张鑫将水杯放下,不紧不慢的说:“谁让你这么古板呢,只是运点感冒药罢了,又不犯法,你非得千方百计的拦着。”
路遥脸上闪过一丝了然之色,道:“张鑫你这垃圾,狗改不了吃屎。将感冒药运到国外提炼毒品……咳咳……”
张鑫理了下领带,笑道:“你别血口喷人啊,我可是国际知名企业家。这次回国,‘省招商引资局’还打电话欢迎我呢~”
路遥叹了口气,现在的自己什么都做不了,索性闭上眼睛不再说话,安静等待死亡的到来。
但张鑫却不想让眼前饱受病痛折磨、即将离世的表兄走好。他附身靠近,悄悄说道:琇書蛧
“表哥啊~其实呢,我这次回国主要就是见你一面,告诉你一声——你的癌,是我弄出来的~”
路遥陡然挣开眼,“你说什么!”
张鑫笑眯眯的掏出个铅盒打开,里面是件古怪的三角形饰物,仅有巴掌大小,中间是只眼睛似的图案,一看就很有年代感。
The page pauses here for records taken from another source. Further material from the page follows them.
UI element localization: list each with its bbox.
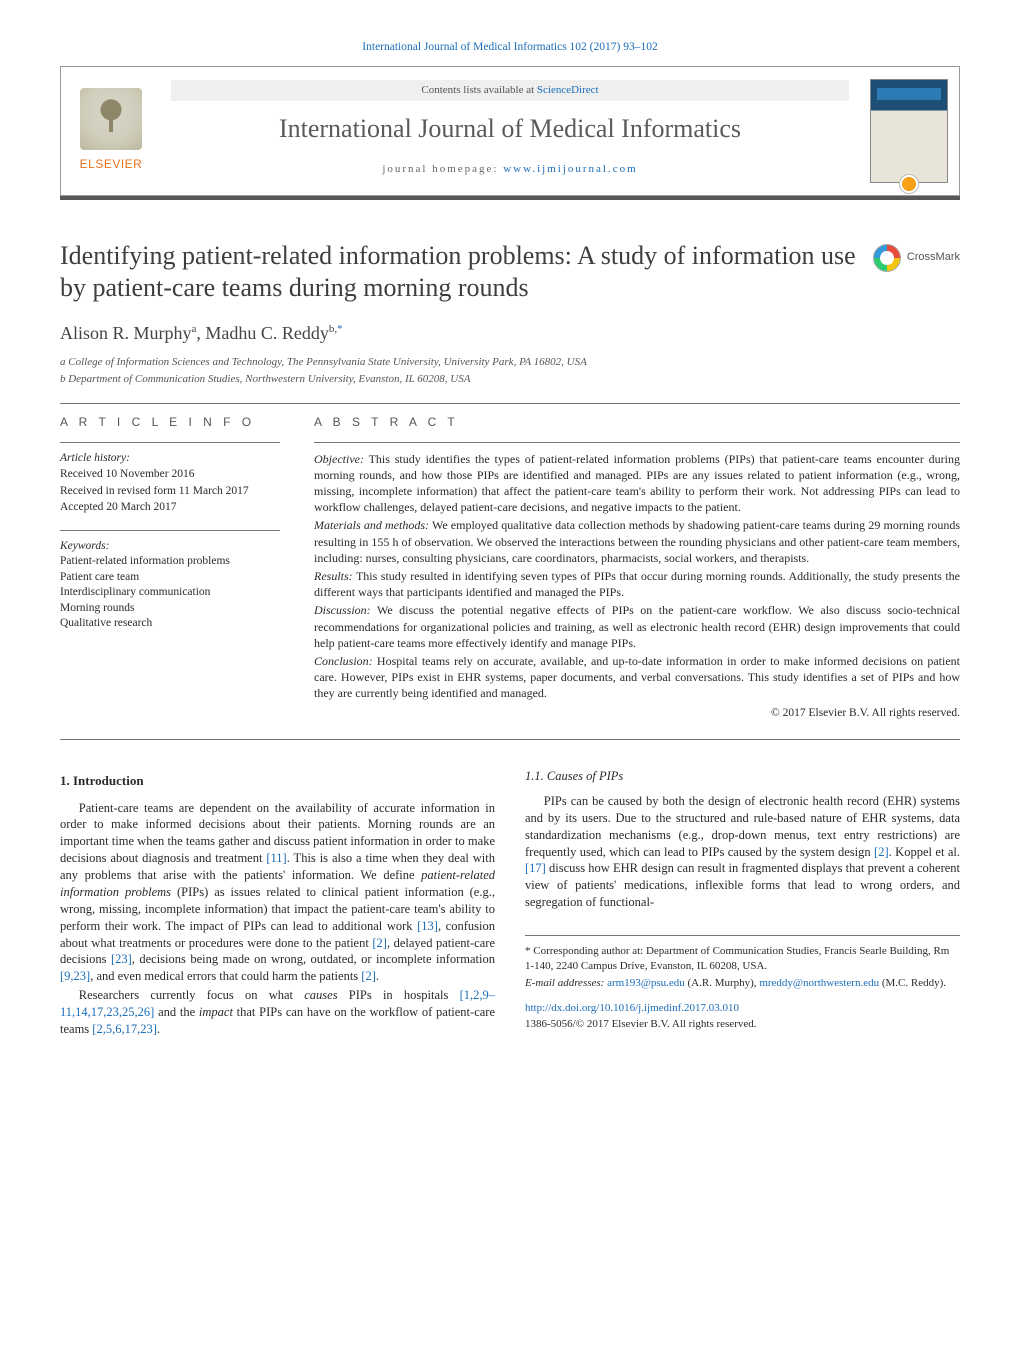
rule-below-abstract: [60, 739, 960, 740]
history-label: Article history:: [60, 451, 280, 467]
section-1-heading: 1. Introduction: [60, 772, 495, 790]
contents-prefix: Contents lists available at: [421, 84, 536, 96]
corresponding-marker: *: [337, 323, 343, 335]
abstract-heading: A B S T R A C T: [314, 414, 960, 430]
journal-homepage-link[interactable]: www.ijmijournal.com: [503, 163, 637, 175]
footnotes: * Corresponding author at: Department of…: [525, 935, 960, 1032]
abstract-results: Results: This study resulted in identify…: [314, 568, 960, 600]
ref-link[interactable]: [23]: [111, 952, 132, 966]
author-list: Alison R. Murphya, Madhu C. Reddyb,*: [60, 321, 960, 345]
article-info-col: A R T I C L E I N F O Article history: R…: [60, 414, 280, 722]
keywords-label: Keywords:: [60, 539, 280, 555]
crossmark-icon: [873, 244, 901, 272]
ref-link[interactable]: [9,23]: [60, 969, 90, 983]
author-1: Alison R. Murphy: [60, 323, 192, 343]
crossmark-label: CrossMark: [907, 250, 960, 265]
intro-para-2: Researchers currently focus on what caus…: [60, 987, 495, 1038]
article-history: Article history: Received 10 November 20…: [60, 442, 280, 516]
keyword: Morning rounds: [60, 601, 280, 617]
email-link-1[interactable]: arm193@psu.edu: [607, 977, 685, 989]
masthead-rule: [60, 196, 960, 200]
keyword: Patient care team: [60, 570, 280, 586]
abstract-body: Objective: This study identifies the typ…: [314, 442, 960, 721]
doi-block: http://dx.doi.org/10.1016/j.ijmedinf.201…: [525, 1001, 960, 1033]
issn-copyright: 1386-5056/© 2017 Elsevier B.V. All right…: [525, 1017, 960, 1032]
history-accepted: Accepted 20 March 2017: [60, 500, 280, 516]
ref-link[interactable]: [17]: [525, 861, 546, 875]
ref-link[interactable]: [11]: [266, 851, 286, 865]
ref-link[interactable]: [2]: [874, 845, 889, 859]
keyword: Interdisciplinary communication: [60, 585, 280, 601]
ref-link[interactable]: [2]: [372, 936, 387, 950]
abstract-methods: Materials and methods: We employed quali…: [314, 517, 960, 566]
email-link-2[interactable]: mreddy@northwestern.edu: [759, 977, 879, 989]
publisher-name: ELSEVIER: [80, 156, 143, 172]
crossmark-widget[interactable]: CrossMark: [873, 244, 960, 272]
affiliation-a: a College of Information Sciences and Te…: [60, 355, 960, 370]
contents-available-line: Contents lists available at ScienceDirec…: [171, 80, 849, 101]
doi-link[interactable]: http://dx.doi.org/10.1016/j.ijmedinf.201…: [525, 1002, 739, 1014]
history-received: Received 10 November 2016: [60, 467, 280, 483]
corresponding-footnote: * Corresponding author at: Department of…: [525, 944, 960, 974]
elsevier-tree-icon: [80, 88, 142, 150]
abstract-copyright: © 2017 Elsevier B.V. All rights reserved…: [314, 706, 960, 722]
email-label: E-mail addresses:: [525, 977, 607, 989]
ref-link[interactable]: [13]: [417, 919, 438, 933]
citation-link[interactable]: International Journal of Medical Informa…: [362, 41, 657, 53]
journal-masthead: ELSEVIER Contents lists available at Sci…: [60, 66, 960, 196]
open-access-icon: [899, 174, 919, 194]
article-title: Identifying patient-related information …: [60, 240, 860, 305]
article-info-heading: A R T I C L E I N F O: [60, 414, 280, 430]
ref-link[interactable]: [2,5,6,17,23]: [92, 1022, 157, 1036]
author-2-aff: b,*: [329, 323, 343, 335]
running-citation: International Journal of Medical Informa…: [60, 40, 960, 56]
sciencedirect-link[interactable]: ScienceDirect: [537, 84, 599, 96]
abstract-objective: Objective: This study identifies the typ…: [314, 451, 960, 516]
section-1-1-heading: 1.1. Causes of PIPs: [525, 768, 960, 785]
journal-cover-thumbnail: [870, 79, 948, 183]
abstract-conclusion: Conclusion: Hospital teams rely on accur…: [314, 653, 960, 702]
info-abstract-row: A R T I C L E I N F O Article history: R…: [60, 414, 960, 722]
abstract-col: A B S T R A C T Objective: This study id…: [314, 414, 960, 722]
ref-link[interactable]: [2]: [361, 969, 376, 983]
journal-homepage-line: journal homepage: www.ijmijournal.com: [171, 162, 849, 177]
publisher-logo-block: ELSEVIER: [61, 67, 161, 195]
author-2: Madhu C. Reddy: [205, 323, 329, 343]
keywords-block: Keywords: Patient-related information pr…: [60, 530, 280, 632]
rule-above-info: [60, 403, 960, 404]
cover-thumb-block: [859, 67, 959, 195]
abstract-discussion: Discussion: We discuss the potential neg…: [314, 602, 960, 651]
body-columns: 1. Introduction Patient-care teams are d…: [60, 768, 960, 1043]
history-revised: Received in revised form 11 March 2017: [60, 484, 280, 500]
keyword: Qualitative research: [60, 616, 280, 632]
affiliations: a College of Information Sciences and Te…: [60, 355, 960, 387]
intro-para-1: Patient-care teams are dependent on the …: [60, 800, 495, 986]
affiliation-b: b Department of Communication Studies, N…: [60, 372, 960, 387]
homepage-prefix: journal homepage:: [382, 163, 503, 175]
emph-impact: impact: [199, 1005, 233, 1019]
masthead-center: Contents lists available at ScienceDirec…: [161, 67, 859, 195]
journal-name: International Journal of Medical Informa…: [171, 111, 849, 146]
email-footnote: E-mail addresses: arm193@psu.edu (A.R. M…: [525, 976, 960, 991]
title-block: CrossMark Identifying patient-related in…: [60, 240, 960, 387]
causes-para-1: PIPs can be caused by both the design of…: [525, 793, 960, 911]
keyword: Patient-related information problems: [60, 554, 280, 570]
emph-causes: causes: [304, 988, 337, 1002]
“眼熟吧?这是我亲手送你的,货真价实的古董。我在里面掺了点放射性物质,长期接触就会变成你现在这副鬼样子。”
路遥马上认出来,这是自己很喜欢的一件古物,天天摆在书桌上,时不时的把玩,没想到却是要人命的东西!
他伸出枯枝似的手臂,死死的抓住眼前人的胳膊!“你……”
“别激动~表哥,我西装很贵的。”张鑫轻松拿掉路遥的手,小心的捏起铅盒,将放射性饰物塞进他怀里。
“我赶飞机,得先走一步。你好好留着这个当做纪念吧,有机会再去你的坟头蹦迪~”
说完话,张鑫从容起身离开。临走前,还回头俏皮的眨眨眼。他原本就男生女相,此时的神态动作居然有些娇媚。
保镖很有眼力劲,赶紧打开病房门。同时用无线耳麦联络同事,提前发动汽车。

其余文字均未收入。